Vergütung Wegen eines Protests stoppen viele HNO-Ärzte ambulante Operationen bei Kindern.

Region. Seit Monaten bekommt Tanja Schweizers vierjähriger Sohn kaum Luft. Als sie einen Hals-Nasen-Ohren-Arzt aufsucht, diagnostiziert dieser Polypen und verordnet zunächst Kortison.
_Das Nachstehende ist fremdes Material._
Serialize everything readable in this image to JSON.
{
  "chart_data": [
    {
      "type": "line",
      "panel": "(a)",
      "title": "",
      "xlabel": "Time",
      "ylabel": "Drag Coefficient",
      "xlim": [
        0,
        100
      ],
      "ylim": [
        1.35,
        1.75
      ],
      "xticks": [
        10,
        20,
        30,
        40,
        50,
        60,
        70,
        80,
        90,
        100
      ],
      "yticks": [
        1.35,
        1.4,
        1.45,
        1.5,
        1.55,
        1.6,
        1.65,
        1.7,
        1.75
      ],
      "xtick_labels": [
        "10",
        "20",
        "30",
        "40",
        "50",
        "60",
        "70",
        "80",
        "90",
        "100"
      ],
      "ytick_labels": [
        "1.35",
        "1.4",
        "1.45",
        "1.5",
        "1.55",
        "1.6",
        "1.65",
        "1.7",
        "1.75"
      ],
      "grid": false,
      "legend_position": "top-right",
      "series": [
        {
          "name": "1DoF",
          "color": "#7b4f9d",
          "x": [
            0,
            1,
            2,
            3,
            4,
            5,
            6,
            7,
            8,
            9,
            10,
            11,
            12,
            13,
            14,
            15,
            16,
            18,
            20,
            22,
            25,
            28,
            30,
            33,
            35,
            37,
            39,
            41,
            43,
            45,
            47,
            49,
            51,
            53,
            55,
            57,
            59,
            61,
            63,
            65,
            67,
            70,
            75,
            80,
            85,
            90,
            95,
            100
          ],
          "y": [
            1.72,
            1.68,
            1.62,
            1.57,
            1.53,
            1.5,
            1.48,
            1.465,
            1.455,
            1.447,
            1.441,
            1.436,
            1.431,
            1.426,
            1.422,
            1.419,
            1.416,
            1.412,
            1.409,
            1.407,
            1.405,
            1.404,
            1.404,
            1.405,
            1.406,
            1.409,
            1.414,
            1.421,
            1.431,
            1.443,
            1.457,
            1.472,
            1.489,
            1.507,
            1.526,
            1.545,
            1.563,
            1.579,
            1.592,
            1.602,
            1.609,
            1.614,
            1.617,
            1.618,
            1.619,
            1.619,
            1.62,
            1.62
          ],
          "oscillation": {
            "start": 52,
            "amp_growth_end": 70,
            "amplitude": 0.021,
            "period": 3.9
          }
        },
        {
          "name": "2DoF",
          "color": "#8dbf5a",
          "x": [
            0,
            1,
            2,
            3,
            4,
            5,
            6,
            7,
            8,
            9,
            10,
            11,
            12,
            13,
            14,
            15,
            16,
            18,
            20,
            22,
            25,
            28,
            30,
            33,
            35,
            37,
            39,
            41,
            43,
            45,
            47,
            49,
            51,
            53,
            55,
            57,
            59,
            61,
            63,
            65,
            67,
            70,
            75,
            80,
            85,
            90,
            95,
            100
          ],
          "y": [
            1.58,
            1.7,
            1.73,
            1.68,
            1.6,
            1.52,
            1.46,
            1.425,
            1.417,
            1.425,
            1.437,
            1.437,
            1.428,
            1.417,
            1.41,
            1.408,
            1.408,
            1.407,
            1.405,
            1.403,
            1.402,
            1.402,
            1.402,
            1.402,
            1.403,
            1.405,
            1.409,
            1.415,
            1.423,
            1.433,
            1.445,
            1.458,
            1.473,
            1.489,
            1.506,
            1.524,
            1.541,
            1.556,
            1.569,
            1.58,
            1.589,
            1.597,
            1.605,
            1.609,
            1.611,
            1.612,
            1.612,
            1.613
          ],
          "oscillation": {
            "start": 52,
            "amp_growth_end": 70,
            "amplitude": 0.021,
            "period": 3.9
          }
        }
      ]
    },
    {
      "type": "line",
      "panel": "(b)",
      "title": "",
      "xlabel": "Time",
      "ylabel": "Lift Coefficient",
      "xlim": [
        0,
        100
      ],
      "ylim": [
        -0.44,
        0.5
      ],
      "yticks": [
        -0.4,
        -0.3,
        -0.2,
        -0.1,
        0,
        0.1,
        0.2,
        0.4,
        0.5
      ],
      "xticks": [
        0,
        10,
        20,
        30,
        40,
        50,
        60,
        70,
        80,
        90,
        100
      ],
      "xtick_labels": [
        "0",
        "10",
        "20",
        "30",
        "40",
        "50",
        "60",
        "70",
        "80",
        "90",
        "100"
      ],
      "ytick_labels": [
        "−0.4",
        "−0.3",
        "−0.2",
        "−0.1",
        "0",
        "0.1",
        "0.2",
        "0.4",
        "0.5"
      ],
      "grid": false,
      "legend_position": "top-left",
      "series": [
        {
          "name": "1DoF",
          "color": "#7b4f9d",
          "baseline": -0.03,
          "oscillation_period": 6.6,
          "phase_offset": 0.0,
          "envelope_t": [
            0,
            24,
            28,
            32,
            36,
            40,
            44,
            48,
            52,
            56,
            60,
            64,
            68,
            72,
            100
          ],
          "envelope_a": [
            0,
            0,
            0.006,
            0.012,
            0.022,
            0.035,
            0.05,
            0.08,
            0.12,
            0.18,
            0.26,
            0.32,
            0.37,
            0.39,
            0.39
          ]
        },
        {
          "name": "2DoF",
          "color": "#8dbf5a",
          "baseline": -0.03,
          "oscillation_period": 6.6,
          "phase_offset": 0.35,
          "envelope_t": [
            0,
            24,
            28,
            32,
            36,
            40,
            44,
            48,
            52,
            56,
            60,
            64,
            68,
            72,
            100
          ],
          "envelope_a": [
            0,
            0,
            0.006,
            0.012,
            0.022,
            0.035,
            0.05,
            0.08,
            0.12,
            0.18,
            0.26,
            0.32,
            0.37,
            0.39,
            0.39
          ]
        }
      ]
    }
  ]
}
Doch die Therapie schlägt nicht an, die Polypen haben sich durch die Behandlung nicht verkleinert. Da sich die Probleme auch auf die Ohren auswirken können, untersucht der Arzt diese ebenfalls. Das Ergebnis: Schweizers Sohn hört nur noch zu 60 Prozent. Ihr Sohn brauche schnell eine Operation, die Polypen müssten raus. Normalerweise ist dies ein Routineeingriff, der nur wenige Minuten dauert.

Doch Schweizer verzweifelt bei der Suche nach einem operierenden HNO-Arzt. Zahlreiche Ärzte weisen sie ab. Auch ins Krankenhaus kann sie nicht gehen „Als Notfall wird man dort erst eingestuft, wenn Blut aus der Nase fließt“, sagt Schweizer. Ein Arzt in Bad Urach bietet ihr einen Termin im März an. Doch das dauert ihr zu lange. Nur diesen einen habe er noch frei, sagt er. Danach stelle er seine ambulanten Polypen-Operationen ein und schließe sich der Protest-Bewegung an.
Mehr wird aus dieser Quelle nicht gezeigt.